© JUNGE FREIHEIT Verlag GmbH & Co.  www.jungefreiheit.de  25/09 12. Juni 2009

Frisch gepresst

Gustav Landauer. Als Wolfgang Kalz 1967 eine Studie über den sozialistischen Anarchisten Gustav Landauer (1870–1919) veröffentlichte, hätte sein Held als Linker, Utopist und – Opfer eine ideale 68er-Identifikationsfigur abgeben können, denn Landauer, „Volksbeauftragter für Kulturangelegenheiten“ in der ersten bayerischen Räterepublik unter Kurt Eisner, wurde nach der Befreiung Münchens und dem gewaltsamen Ende des Räteexperiments von Freikorpssoldaten im Gefängnis Stadelheim liquidiert. Trotzdem war Kalz’ Landauer-Deutung kein großer Widerhall vergönnt, obwohl die „Studentenrevolution“ tatsächlich zu einer bescheidenen Wiederbelebung des längst eingeschlafenen Interesses an diesem unorthodoxen Sozialisten führte. Stärkere Resonanz hätte Kalz in diesem Umfeld nur gewonnen, wenn er „seinen“ Landauer dem linken Zeitgeist „eindeutiger“ übersetzt hätte. Statt dessen betont er die „gemeinschaftlichen“, auf Wiederherstellung der „Synthese von Freiheit und Gebundenheit“ (Peter Brandt) in überschaubaren, solidarischen Bünden zielenden Intentionen der Landauerschen Sozialutopie, die sich in ihrer antikapitalistischen, anti-westlichen Stoßrichtung auch national buchstabieren läßt. Kalz’ Autorschaft nach 1967 als Beiträger von Criticón und der Staatsbriefe Hans-Dietrich Sanders scheint damit schon prädisponiert. Nun, gut vierzig Jahre später legt er erneut den überarbeiteten Text vor, die skeptische Frage nicht unterdrückend, ob Landauer heute noch „irgend Förderliches zur Lösung der anstehenden Fragen und der Fülle der zutage liegenden Absurditäten“ beitragen könnte (Gustav Landauer. Ein deutscher Anarchist, Federsee-Verlag, Bad Buchau 2009, broschiert, 268 Seiten, 15 Euro).

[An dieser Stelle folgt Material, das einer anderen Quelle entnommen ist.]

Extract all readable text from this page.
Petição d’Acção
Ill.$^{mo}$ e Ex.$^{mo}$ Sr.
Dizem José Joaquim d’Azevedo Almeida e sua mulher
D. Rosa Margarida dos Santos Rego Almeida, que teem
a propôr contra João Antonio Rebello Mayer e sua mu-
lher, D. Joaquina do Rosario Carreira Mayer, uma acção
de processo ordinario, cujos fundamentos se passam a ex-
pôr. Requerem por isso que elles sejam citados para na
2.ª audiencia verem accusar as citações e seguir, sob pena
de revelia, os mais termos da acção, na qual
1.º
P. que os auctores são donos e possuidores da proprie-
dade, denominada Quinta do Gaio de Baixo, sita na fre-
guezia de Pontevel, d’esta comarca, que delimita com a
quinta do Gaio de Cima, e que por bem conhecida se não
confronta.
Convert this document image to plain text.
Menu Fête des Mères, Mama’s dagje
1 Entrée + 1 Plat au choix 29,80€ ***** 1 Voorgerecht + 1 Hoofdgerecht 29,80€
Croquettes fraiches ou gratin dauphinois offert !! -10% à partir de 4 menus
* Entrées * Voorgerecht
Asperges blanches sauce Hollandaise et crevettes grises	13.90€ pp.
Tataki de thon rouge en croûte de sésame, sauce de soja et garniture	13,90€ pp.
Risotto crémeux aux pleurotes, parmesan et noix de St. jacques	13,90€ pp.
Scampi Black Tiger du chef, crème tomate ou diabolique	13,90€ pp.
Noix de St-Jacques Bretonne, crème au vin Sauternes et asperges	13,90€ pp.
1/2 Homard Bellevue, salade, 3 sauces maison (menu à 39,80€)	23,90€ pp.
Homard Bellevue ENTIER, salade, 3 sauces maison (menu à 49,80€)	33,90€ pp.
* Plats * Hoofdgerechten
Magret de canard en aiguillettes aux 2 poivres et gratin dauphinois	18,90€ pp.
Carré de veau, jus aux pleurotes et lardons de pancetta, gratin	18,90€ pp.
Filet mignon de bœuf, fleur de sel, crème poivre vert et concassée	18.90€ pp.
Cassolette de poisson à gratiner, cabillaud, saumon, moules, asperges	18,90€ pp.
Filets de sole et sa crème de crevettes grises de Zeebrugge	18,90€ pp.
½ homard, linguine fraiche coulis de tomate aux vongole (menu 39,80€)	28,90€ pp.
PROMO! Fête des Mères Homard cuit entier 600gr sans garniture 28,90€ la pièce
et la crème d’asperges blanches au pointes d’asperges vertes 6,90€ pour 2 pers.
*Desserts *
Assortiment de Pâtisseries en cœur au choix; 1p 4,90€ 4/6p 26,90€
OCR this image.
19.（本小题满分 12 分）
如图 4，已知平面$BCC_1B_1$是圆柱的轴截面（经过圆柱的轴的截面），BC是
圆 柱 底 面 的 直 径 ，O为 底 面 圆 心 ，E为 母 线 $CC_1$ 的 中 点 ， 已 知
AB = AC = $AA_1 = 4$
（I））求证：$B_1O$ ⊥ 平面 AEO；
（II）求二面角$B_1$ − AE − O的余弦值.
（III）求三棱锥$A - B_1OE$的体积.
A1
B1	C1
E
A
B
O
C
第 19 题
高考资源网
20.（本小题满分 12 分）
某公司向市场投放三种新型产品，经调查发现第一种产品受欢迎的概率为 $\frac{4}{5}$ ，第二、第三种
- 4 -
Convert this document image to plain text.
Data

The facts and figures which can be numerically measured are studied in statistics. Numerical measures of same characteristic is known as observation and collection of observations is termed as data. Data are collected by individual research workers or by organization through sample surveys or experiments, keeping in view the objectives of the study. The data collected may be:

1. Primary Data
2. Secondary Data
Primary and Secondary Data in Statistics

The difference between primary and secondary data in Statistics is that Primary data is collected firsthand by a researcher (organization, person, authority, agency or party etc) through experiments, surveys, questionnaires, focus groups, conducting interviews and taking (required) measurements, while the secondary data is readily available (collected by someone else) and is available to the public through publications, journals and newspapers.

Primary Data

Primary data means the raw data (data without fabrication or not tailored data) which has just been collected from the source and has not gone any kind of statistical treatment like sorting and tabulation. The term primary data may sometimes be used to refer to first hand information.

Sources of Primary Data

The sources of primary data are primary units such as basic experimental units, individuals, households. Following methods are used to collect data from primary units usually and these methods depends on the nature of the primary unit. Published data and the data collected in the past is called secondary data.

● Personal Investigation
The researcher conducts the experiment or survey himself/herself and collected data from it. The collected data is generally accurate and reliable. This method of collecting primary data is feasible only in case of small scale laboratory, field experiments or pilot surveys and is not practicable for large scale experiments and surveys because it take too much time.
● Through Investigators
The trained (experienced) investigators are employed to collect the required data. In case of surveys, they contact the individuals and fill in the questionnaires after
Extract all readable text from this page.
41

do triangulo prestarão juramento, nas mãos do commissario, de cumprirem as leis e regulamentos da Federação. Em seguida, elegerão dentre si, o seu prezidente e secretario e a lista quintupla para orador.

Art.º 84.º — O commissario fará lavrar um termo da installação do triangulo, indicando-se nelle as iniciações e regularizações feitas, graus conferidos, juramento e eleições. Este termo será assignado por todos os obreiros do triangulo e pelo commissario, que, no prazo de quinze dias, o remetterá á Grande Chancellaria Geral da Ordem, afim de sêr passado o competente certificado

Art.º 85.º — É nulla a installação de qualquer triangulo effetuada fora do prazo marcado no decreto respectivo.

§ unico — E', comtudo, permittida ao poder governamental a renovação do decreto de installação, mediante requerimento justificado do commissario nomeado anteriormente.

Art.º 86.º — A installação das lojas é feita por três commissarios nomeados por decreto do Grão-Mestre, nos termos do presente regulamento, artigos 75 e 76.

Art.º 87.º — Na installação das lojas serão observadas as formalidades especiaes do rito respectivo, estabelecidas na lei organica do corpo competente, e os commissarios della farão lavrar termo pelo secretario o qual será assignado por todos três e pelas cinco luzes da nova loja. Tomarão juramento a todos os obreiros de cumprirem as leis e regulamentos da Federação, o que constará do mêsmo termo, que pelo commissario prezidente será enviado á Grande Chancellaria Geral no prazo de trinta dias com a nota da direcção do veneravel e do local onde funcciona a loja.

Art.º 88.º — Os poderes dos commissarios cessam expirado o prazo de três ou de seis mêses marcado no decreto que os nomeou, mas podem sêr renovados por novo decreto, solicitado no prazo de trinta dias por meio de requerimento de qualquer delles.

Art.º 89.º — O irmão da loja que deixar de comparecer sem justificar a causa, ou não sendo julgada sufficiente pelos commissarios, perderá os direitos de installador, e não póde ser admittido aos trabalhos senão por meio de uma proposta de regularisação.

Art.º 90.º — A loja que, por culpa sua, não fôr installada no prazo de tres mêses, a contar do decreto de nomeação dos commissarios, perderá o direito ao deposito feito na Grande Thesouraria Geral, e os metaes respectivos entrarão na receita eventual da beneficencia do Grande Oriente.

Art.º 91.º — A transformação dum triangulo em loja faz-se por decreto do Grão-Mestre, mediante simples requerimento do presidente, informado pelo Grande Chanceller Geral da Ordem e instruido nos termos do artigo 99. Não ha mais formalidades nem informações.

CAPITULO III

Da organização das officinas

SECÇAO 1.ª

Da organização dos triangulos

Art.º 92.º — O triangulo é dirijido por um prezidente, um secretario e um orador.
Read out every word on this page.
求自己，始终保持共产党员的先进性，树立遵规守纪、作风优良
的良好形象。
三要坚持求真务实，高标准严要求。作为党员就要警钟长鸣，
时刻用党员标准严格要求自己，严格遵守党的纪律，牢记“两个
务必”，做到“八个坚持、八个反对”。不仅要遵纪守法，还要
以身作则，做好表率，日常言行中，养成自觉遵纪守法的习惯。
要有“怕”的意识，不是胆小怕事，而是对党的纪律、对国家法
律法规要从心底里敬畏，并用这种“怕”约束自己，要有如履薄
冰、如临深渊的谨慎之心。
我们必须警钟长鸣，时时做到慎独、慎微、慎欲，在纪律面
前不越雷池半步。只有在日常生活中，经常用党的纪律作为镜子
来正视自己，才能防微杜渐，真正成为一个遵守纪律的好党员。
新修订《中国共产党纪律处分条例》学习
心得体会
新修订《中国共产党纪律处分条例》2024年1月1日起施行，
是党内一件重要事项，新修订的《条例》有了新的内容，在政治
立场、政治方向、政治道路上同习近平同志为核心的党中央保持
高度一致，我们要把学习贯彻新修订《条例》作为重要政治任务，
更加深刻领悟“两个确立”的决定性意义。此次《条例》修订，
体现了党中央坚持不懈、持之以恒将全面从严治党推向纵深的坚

Oswald Spengler. Die Angebote bei ZVAB sind überschaubar, wollte man sich die sieben grundlegenden Texte des Geschichtsphilosophen Oswald Spenglers beschaffen, in denen der „Meisterdenker der Konservativen Revolution“ (Alexander Demandt) zwischen 1919 („Preußentum und Sozialismus“) und dem Vortrag im Düsseldorfer Industrie-Club im November 1926 („Das heutige Verhältnis zwischen Weltwirtschaft und Weltpolitik“) erstaunliche analytische Diagnosen und Prognosen aufstellte. Die Versandbuchhandlung Manuscriptum hat diese Textsammlung nun in unveränderter Form aufgelegt, einzig um einen Essay des linken Politologen Uwe Simson bereichert, der es schon allein aufgrund Spenglers fast prophetischer Voraussagen – so zum Beispiel des raschen Wandels roter Funktionäre zu Aktionären im postsowjetischen System – für gerechtfertigt hält, den „umstrittenen“ Geist und Künder vom „Untergang des Abendlands“ aus seiner Pariastellung zu erlösen (Politische Schriften 1919–1926. Waltrop und Leipzig 2009, gebunden, 335 Seiten, 19,80 Euro).